Chi ritiene, invece, di non vaccinarsi naturalmente è libero di farlo, e il Governo infatti non ha obbligato nessuno: ma che la sua scelta – per cortesia – non metta a rischio la mia scelta di continuare a vivere in piena libertà, adottando appunto degli strumenti a tutela di chi mi è accanto nel rispetto di tutti e di ciascuno; a maggior ragione se quel qualcuno mi è caro, vorrei aggiungere. E fa bene quindi il Governo a proteggere, al tempo stesso, la salute di tutti e la libertà di scelta dei singoli di vaccinarsi o non vaccinarsi.
Però il caso degli insegnanti è un po’ diverso; l’insegnante va a scuola per lavoro e non per piacere; ed è per questo che qualcuno dice che alla fin fine non si può obbligare un docente a vaccinarsi.
Intanto va detto che non tutti i lavori sono uguali. Chi lavora come dipendente pubblico come me svolge una funzione pubblica, di carattere sociale e lavora in nome e per conto della collettività.
Allora chi lavora per il pubblico (penso alle forze dell’ordine, agli operatori sanitari, al personale scolastico o universitario appunto) deve garantire che chi entra in contatto con lui in ragione della funzione sociale che ciascuno di noi esercita, sia tutelato e protetto. Sarebbe ben paradossale infatti che chi lavora per il pubblico, cioè per il prossimo, sia il primo “untore” del prossimo. Insomma, chi lavora per la comunità non può al tempo stesso nuocere alla comunità.
Sta passando l’idea che i docenti e il personale della scuola debbano vaccinarsi non per obbligo di legge ma in nome di principi etici e sociali. Cosa ne pensa?

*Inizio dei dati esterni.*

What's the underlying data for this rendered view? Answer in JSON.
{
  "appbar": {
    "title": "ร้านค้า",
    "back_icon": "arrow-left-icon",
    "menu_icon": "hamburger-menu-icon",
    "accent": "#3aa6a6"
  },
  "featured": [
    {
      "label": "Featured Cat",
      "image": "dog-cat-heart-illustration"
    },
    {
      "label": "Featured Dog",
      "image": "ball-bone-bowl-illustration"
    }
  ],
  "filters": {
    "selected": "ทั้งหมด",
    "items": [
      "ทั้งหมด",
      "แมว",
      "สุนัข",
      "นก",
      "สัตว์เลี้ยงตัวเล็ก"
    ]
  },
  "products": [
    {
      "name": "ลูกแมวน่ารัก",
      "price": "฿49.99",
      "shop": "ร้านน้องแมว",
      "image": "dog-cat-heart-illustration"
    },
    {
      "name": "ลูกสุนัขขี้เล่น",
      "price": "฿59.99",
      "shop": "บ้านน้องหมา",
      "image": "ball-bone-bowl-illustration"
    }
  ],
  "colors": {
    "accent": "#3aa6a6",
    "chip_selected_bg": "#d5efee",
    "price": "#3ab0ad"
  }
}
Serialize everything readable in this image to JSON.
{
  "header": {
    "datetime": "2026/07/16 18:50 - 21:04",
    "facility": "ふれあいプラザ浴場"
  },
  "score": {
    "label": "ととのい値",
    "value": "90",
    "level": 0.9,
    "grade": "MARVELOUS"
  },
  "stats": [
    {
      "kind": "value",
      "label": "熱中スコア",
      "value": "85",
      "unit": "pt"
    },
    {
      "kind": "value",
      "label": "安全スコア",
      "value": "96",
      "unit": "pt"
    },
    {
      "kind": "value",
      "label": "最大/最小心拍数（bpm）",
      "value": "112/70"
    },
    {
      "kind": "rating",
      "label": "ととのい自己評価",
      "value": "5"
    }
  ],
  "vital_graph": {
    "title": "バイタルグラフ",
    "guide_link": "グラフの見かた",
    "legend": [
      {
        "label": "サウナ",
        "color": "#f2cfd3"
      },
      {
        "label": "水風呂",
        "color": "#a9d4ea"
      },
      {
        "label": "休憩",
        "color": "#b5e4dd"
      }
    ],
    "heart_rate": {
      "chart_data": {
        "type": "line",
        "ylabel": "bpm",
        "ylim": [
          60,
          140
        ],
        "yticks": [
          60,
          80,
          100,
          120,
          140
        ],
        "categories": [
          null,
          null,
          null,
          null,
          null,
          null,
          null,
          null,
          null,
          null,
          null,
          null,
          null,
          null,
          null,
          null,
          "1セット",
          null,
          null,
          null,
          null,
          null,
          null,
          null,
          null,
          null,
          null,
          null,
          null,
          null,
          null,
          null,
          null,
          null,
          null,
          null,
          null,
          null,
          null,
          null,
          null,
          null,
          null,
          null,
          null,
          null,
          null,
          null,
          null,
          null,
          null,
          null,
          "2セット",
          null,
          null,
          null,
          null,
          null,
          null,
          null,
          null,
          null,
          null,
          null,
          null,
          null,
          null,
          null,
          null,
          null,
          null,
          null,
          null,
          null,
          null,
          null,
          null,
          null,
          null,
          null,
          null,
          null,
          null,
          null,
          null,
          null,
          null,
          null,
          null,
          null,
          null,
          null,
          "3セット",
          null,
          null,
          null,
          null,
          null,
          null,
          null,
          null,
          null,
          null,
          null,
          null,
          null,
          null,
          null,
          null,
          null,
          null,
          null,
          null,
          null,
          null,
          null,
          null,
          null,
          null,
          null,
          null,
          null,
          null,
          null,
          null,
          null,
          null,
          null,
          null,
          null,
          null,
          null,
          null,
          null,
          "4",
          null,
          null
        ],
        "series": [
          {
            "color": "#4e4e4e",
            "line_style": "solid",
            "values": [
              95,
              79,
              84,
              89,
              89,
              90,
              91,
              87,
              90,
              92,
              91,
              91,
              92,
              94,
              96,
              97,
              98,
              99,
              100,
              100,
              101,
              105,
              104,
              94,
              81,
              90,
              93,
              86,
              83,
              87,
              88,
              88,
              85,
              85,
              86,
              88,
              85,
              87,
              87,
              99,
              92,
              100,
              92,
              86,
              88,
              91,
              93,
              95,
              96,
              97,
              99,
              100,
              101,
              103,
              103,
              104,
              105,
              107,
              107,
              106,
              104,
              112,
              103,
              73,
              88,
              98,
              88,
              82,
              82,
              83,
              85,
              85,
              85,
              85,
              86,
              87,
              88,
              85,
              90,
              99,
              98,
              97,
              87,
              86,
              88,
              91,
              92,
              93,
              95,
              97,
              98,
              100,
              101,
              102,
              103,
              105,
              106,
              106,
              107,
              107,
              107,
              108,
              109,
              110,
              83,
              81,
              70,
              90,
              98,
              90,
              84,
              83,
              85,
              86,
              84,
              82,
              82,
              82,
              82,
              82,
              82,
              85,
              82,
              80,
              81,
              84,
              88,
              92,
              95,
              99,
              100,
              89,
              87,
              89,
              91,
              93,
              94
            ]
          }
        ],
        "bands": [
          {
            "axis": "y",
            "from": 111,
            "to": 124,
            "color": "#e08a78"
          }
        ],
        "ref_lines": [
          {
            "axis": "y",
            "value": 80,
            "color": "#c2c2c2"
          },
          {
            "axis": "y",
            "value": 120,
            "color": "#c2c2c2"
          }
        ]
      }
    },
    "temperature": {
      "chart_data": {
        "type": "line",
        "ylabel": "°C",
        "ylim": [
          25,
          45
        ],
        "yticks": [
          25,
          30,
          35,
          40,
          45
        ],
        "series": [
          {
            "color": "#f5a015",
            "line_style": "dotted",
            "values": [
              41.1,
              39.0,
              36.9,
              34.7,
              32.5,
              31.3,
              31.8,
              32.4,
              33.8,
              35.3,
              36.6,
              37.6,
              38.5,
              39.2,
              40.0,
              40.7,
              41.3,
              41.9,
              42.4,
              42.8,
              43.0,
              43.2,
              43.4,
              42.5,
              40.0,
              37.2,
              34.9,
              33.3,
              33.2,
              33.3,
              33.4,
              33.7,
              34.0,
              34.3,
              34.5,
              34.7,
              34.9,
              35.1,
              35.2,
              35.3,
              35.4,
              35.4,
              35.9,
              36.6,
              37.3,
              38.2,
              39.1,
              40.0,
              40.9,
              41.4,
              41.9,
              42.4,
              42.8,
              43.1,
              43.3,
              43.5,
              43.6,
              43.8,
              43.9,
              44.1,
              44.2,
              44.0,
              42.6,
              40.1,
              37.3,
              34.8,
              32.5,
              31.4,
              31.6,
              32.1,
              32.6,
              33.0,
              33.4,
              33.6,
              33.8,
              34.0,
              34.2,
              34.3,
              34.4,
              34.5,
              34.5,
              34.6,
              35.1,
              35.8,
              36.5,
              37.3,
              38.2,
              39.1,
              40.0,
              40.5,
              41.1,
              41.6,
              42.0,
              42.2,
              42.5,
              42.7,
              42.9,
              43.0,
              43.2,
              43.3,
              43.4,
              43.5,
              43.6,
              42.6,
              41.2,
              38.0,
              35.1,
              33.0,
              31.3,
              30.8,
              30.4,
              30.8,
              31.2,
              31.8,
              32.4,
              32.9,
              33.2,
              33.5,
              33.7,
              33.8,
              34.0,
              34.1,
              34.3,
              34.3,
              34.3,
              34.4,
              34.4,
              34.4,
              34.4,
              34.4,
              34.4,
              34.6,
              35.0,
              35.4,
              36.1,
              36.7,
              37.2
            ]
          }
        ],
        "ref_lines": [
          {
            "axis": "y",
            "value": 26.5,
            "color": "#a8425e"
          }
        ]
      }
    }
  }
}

In genere quando si va a dormire, capita di fare i conti con la propria coscienza. Ed averla libera da pensieri rende, come noto, il sonno migliore. Personalmente penso quindi che le libertà non siano un pasto gratis, e che il rovescio dei diritti siano i doveri, dai quali nessuno si può chiamare fuori, a meno che non voglia sottrarsi, del pari, pure al godimento dei diritti. In questo senso la Costituzione, all’art. 54, è chiarissima richiedendo disciplina ed onore, oltre che fedeltà alla Repubblica e alle sue leggi, per chi esercita funzioni pubbliche. E poiché non esiste una politica cattiva ed una società buona, se la società, cioè ciascuno di noi, vivrà meglio i suoi doveri – soprattutto se opera nel pubblico – sarà più adeguata anche nei suoi diritti: trovando, opportunamente, una rappresentanza politica -aggiungo- più adeguata al futuro che ci aspetta appena usciti da questa drammatica crisi sociale, sanitaria ed economica che stiamo vivendo.
In questo caso, quindi, più che di principi etico-morali chiamerei proprio in causa, tra diritti e doveri, la natura della funzione di docenti e di educatori che si svolge. Non si può essere così irresponsabili da non riconoscere che il nostro comportamento può rischiare di nuocere la vita degli altri, a maggior ragione se si ha una responsabilità sulle vite degli altri, come è per i docenti con gli studenti.